Конечно, он мечтатель, он фантазер, абсолютный романтик. Но есть романтики, которые лежат на диване и у которых ничего не сбывается. А он, я считаю, человек состоявшийся. Его пьесы будут ставить. В Ермоловском сейчас идет пьеса. Я уверен, что имя его значит не меньше, чем имена ведущих российских драматургов предшествующего периода. Бессмертие нам обещано только в высшем плане. Но то, что у его пьес будет долгая жизнь – без всякого сомнения. Уже спустя четверть века смотрят фильм «Любовь и голуби», кто-то впервые, кто-то в четвертый-пятый раз. Но я бы отметил еще одну поразительную Володину черту. То, чего совершенно не чувствуется как раз в этой новой драме. Она если и пишется, то «вообще», ну в крайнем случае для режиссера, который это сочинит. Она абсолютно не чувствует актера.

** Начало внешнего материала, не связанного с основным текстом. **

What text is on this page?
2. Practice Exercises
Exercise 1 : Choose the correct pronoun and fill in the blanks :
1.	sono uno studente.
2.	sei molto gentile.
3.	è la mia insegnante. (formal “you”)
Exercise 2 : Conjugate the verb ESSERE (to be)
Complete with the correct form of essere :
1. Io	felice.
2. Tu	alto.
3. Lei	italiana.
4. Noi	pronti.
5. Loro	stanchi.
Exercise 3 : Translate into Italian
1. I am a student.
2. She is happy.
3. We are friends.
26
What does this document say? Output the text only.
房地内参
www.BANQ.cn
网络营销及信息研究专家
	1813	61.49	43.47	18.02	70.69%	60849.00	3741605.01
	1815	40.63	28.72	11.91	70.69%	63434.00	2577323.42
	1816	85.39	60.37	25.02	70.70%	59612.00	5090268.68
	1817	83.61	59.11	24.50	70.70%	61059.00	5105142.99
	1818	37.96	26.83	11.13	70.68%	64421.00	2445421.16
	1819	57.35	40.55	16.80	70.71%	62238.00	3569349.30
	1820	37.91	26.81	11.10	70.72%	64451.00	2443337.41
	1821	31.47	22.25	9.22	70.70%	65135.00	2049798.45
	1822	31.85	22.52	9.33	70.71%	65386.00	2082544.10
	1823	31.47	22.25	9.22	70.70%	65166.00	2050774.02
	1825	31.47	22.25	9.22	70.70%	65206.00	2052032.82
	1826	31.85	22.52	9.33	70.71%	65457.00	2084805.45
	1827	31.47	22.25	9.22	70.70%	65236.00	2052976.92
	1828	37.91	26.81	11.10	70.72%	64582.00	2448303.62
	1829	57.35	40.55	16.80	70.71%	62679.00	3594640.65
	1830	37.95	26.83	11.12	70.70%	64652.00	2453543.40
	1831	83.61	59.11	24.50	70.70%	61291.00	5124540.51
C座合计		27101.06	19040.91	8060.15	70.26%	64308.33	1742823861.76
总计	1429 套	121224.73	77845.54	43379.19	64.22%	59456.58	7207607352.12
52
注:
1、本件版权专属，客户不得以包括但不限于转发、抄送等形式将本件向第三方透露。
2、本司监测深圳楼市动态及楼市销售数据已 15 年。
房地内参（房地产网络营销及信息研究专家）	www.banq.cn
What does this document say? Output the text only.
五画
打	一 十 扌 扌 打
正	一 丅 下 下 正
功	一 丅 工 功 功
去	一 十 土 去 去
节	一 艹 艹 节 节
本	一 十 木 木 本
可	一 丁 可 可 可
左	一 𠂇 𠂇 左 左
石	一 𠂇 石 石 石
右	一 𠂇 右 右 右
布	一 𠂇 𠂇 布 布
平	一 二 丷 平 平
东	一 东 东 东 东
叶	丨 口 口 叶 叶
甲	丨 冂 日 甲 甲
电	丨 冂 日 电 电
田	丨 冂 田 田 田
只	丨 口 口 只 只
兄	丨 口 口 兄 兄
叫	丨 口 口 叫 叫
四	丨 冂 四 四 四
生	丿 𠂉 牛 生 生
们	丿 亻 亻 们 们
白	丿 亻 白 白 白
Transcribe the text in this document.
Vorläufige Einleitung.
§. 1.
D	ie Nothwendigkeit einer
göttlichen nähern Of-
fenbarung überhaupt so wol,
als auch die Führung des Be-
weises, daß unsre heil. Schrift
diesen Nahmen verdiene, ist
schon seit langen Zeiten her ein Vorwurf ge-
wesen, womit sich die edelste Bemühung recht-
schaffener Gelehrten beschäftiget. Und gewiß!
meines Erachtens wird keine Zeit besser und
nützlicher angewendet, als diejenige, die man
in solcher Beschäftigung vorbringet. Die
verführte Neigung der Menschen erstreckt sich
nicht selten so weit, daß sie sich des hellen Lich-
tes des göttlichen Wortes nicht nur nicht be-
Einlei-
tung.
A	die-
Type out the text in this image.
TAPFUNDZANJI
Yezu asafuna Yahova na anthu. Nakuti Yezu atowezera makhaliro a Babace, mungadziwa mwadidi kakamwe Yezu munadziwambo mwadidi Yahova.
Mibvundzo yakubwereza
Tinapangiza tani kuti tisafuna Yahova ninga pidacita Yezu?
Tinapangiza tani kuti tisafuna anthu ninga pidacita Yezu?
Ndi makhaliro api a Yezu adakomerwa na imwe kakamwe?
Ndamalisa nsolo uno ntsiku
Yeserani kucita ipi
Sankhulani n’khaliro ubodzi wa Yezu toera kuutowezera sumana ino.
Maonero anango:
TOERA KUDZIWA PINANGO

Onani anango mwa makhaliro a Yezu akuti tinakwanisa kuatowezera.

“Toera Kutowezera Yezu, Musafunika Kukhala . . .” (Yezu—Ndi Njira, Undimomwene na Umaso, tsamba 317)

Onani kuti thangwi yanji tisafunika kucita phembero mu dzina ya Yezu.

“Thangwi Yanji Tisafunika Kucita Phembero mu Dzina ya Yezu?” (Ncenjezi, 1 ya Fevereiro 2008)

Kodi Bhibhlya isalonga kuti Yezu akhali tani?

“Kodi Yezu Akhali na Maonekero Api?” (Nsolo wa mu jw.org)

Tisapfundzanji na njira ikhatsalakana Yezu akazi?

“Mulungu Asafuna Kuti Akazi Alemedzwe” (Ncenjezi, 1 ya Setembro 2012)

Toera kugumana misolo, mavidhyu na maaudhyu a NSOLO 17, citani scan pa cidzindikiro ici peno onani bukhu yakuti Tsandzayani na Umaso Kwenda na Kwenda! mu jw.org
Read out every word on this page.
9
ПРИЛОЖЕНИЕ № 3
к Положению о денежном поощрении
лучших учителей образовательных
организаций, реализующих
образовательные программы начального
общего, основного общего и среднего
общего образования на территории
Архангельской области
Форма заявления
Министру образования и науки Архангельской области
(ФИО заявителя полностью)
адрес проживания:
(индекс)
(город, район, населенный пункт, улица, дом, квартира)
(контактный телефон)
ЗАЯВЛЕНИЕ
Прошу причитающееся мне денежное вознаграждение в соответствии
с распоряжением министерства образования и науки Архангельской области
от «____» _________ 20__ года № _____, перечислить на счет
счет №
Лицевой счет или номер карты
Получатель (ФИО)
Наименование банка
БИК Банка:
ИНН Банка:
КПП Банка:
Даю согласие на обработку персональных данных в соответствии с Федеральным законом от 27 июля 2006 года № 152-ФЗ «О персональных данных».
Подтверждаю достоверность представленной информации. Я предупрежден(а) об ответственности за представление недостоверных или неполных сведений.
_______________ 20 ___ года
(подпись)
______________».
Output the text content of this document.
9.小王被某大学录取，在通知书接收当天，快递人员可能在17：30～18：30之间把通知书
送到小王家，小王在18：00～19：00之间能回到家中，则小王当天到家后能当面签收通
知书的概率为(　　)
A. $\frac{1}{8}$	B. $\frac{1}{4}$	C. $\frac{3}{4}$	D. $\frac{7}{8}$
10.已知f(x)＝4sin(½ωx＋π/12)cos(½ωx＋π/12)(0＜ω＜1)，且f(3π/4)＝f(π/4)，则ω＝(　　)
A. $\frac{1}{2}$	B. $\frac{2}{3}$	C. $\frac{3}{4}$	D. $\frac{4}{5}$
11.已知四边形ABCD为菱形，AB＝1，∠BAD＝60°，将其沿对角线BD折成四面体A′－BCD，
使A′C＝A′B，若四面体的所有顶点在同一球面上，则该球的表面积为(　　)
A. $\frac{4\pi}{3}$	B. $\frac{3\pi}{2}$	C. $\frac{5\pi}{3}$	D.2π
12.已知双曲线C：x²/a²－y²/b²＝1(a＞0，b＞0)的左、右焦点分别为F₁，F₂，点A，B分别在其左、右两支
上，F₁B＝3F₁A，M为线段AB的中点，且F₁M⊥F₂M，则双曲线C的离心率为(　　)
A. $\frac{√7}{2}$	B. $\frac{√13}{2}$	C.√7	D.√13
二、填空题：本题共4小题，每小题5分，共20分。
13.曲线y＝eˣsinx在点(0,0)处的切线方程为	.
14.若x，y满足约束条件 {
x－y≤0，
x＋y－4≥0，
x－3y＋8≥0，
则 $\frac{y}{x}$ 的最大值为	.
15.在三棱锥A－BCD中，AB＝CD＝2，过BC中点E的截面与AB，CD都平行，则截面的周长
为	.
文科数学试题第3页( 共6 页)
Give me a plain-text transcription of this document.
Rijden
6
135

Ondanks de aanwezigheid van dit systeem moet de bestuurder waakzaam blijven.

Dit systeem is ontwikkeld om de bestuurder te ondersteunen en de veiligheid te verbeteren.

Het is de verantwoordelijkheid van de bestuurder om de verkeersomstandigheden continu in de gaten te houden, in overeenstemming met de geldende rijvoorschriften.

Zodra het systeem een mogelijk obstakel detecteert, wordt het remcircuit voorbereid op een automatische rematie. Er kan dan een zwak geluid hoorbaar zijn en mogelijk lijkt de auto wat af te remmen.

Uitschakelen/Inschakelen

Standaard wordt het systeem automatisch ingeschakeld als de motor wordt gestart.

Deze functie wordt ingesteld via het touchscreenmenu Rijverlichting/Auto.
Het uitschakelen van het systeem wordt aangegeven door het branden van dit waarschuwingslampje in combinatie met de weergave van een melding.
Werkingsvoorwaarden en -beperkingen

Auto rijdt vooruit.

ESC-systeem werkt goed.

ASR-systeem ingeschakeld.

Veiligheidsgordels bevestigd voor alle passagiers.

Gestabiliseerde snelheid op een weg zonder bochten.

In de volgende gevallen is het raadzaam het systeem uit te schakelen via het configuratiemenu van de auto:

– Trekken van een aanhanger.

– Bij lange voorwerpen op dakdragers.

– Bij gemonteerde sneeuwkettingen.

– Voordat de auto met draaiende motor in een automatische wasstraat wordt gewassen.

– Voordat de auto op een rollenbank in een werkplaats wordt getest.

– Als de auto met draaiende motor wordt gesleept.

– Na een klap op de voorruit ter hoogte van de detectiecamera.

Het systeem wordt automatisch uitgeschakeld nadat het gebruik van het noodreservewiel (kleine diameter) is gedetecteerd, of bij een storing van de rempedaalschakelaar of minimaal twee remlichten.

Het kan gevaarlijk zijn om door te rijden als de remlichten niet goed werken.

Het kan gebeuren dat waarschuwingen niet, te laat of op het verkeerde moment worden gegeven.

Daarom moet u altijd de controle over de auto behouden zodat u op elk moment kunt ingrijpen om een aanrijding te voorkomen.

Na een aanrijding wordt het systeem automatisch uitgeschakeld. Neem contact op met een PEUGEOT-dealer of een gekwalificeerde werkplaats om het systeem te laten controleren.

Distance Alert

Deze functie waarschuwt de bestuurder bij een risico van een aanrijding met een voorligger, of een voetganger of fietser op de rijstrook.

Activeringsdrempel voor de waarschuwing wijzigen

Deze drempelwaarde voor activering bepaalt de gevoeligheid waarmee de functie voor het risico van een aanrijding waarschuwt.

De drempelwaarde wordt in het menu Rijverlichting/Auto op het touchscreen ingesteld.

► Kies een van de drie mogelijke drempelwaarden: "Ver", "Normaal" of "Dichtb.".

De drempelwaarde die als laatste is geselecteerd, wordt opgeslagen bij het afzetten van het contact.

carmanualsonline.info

Розов, Арбузов писали пьесы с ощущением того, кто эти слова произносить будет, иногда даже в прямом смысле слова, для Бабановой или Борисовой. Если писалась пьеса «В день свадьбы», или «Иркутская история», или «Мой бедный Марат», то от Владивостока до Калининграда и от Мурманска до Тбилиси или Таллина актер за честь почитал сыграть роль в этих пьесах. Они потом могли сказать: «Я играл Марата в пьесе Арбузова» или «Зилова в “Утиной охоте”». И сразу театральному человеку понятно. У Володи тоже было это чувство. Он писал пьесу не просто потому, что ему надо было сочинить некое произведение. Он предельно чувствовал актера, чувствовал, что это не просто фраза, это реплика, это то слово, которое один персонаж посылает другому, а тот ему отвечает. В этом и состоит искусство драматурга, которое в нем, несомненно, было. Мне кажется, и человеческие его свойства для всех, кто его знал, хотя бы так мало, как я его знал, и его одаренность как драматурга, и в полной мере не реализованная одаренность организатора, которая проснулась в нем в последние годы жизни, – это запомнится с благодарностью и любовью и будет вспоминаться долго.